BINARI crosslinking and reversal efficiency was compared to psoralen with two additional partially self-complementary RNA sequences. The effects of different overhanging bases neighboring a duplex (RNA 1-A) and different internal sequences (RNA S3) were examined. BINARI displayed high crosslinking yield for all three sequences, and the crosslinks were reversed successfully with THPP with relatively small sequence bias (Fig. S10). On the other hand, psoralen displayed lower crosslinking yields across all sequences and even failed to crosslink RNA 1-A, confirming psoralen’s bias for uridines (Fig. S11). Whereas BINARI uncrosslinking showed little RNA degradation, reversal of psoralen crosslinks with 254 nm UV resulted in poor recovery of the original RNA bands, likely due to UV induced degradation.^[51–53] One key advantage of psoralen is its compatibility with biological environments (e.g.such as cell lysate or intact cells.^[35,36] To test whether BINARI is also functional in such complex mixtures, RNA crosslinking was conducted in HeLa whole cell lysate (Fig. S12). BINARI 3 efficiently cross-linked both a fluorescently labeled self-complementary RNA (Cy5-RNA 1) and separate complementary RNAs (RNA S1 and S2) without loss of efficiency when compared to buffer. Taken together, BINARI displays superior perfomance with minimal sequence bias for crosslinking and high reversal recovery over psoralen and compatibility with cell lysates.
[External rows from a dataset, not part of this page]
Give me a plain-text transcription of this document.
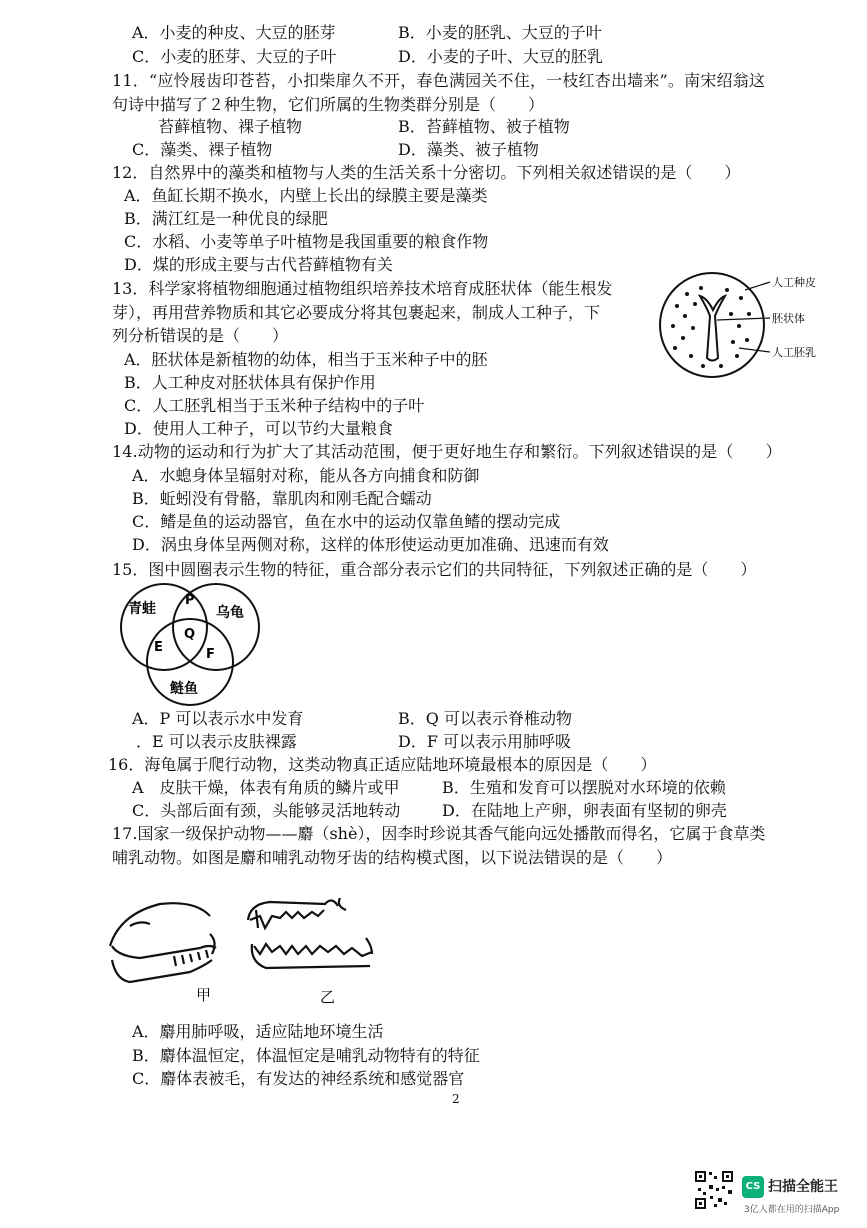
A．小麦的种皮、大豆的胚芽	B．小麦的胚乳、大豆的子叶
C．小麦的胚芽、大豆的子叶	D．小麦的子叶、大豆的胚乳
11．“应怜屐齿印苍苔，小扣柴扉久不开，春色满园关不住，一枝红杏出墙来”。南宋绍翁这
句诗中描写了２种生物，它们所属的生物类群分别是（　　）
苔藓植物、裸子植物	B．苔藓植物、被子植物
C．藻类、裸子植物	D．藻类、被子植物
12．自然界中的藻类和植物与人类的生活关系十分密切。下列相关叙述错误的是（　　）
A．鱼缸长期不换水，内壁上长出的绿膜主要是藻类
B．满江红是一种优良的绿肥
C．水稻、小麦等单子叶植物是我国重要的粮食作物
D．煤的形成主要与古代苔藓植物有关
13．科学家将植物细胞通过植物组织培养技术培育成胚状体（能生根发
芽），再用营养物质和其它必要成分将其包裹起来，制成人工种子，下
列分析错误的是（　　）
A．胚状体是新植物的幼体，相当于玉米种子中的胚
B．人工种皮对胚状体具有保护作用
C．人工胚乳相当于玉米种子结构中的子叶
D．使用人工种子，可以节约大量粮食
人工种皮
胚状体
人工胚乳
14.动物的运动和行为扩大了其活动范围，便于更好地生存和繁衍。下列叙述错误的是（　　）
A．水螅身体呈辐射对称，能从各方向捕食和防御
B．蚯蚓没有骨骼，靠肌肉和刚毛配合蠕动
C．鳍是鱼的运动器官，鱼在水中的运动仅靠鱼鳍的摆动完成
D．涡虫身体呈两侧对称，这样的体形使运动更加准确、迅速而有效
15．图中圆圈表示生物的特征，重合部分表示它们的共同特征，下列叙述正确的是（　　）
青蛙	乌龟
鲢鱼
P
Q
E	F
A．P 可以表示水中发育	B．Q 可以表示脊椎动物
．E 可以表示皮肤裸露	D．F 可以表示用肺呼吸
16．海龟属于爬行动物，这类动物真正适应陆地环境最根本的原因是（　　）
A　皮肤干燥，体表有角质的鳞片或甲	B．生殖和发育可以摆脱对水环境的依赖
C．头部后面有颈，头能够灵活地转动	D．在陆地上产卵，卵表面有坚韧的卵壳
17.国家一级保护动物——麝（shè），因李时珍说其香气能向远处播散而得名，它属于食草类
哺乳动物。如图是麝和哺乳动物牙齿的结构模式图，以下说法错误的是（　　）
甲	乙
A．麝用肺呼吸，适应陆地环境生活
B．麝体温恒定，体温恒定是哺乳动物特有的特征
C．麝体表被毛，有发达的神经系统和感觉器官
2
CS 扫描全能王
3亿人都在用的扫描App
In summary, the BINARI probe design constitutes a new reversible crosslinking strategy for RNA. The presented approach offers superior crosslinking yields compared to existing methods with minimal sequence bias, and is selective for RNA-RNA interactions with no detectable crosslinking of duplex DNA. It is also compatible with complex biological media such as cell lysates. We have shown that BINARI-crosslinked RNA is temporarily protected from nuclease degradation and that crosslink reversal liberates the native RNA, suggesting future applications in storage and preservation of RNA. Furthermore, BINARI was applied successfully to capture transient RNA complexes of E.coli DsrA-rpos derived hairpins, and the efficient crosslink reversal reaction enabled the identification of individual RNA components of the complex. We anticipate that the future combination of this reversible crosslinking approach with high-throughput sequencing technologies could aid in mapping the RNA interactome.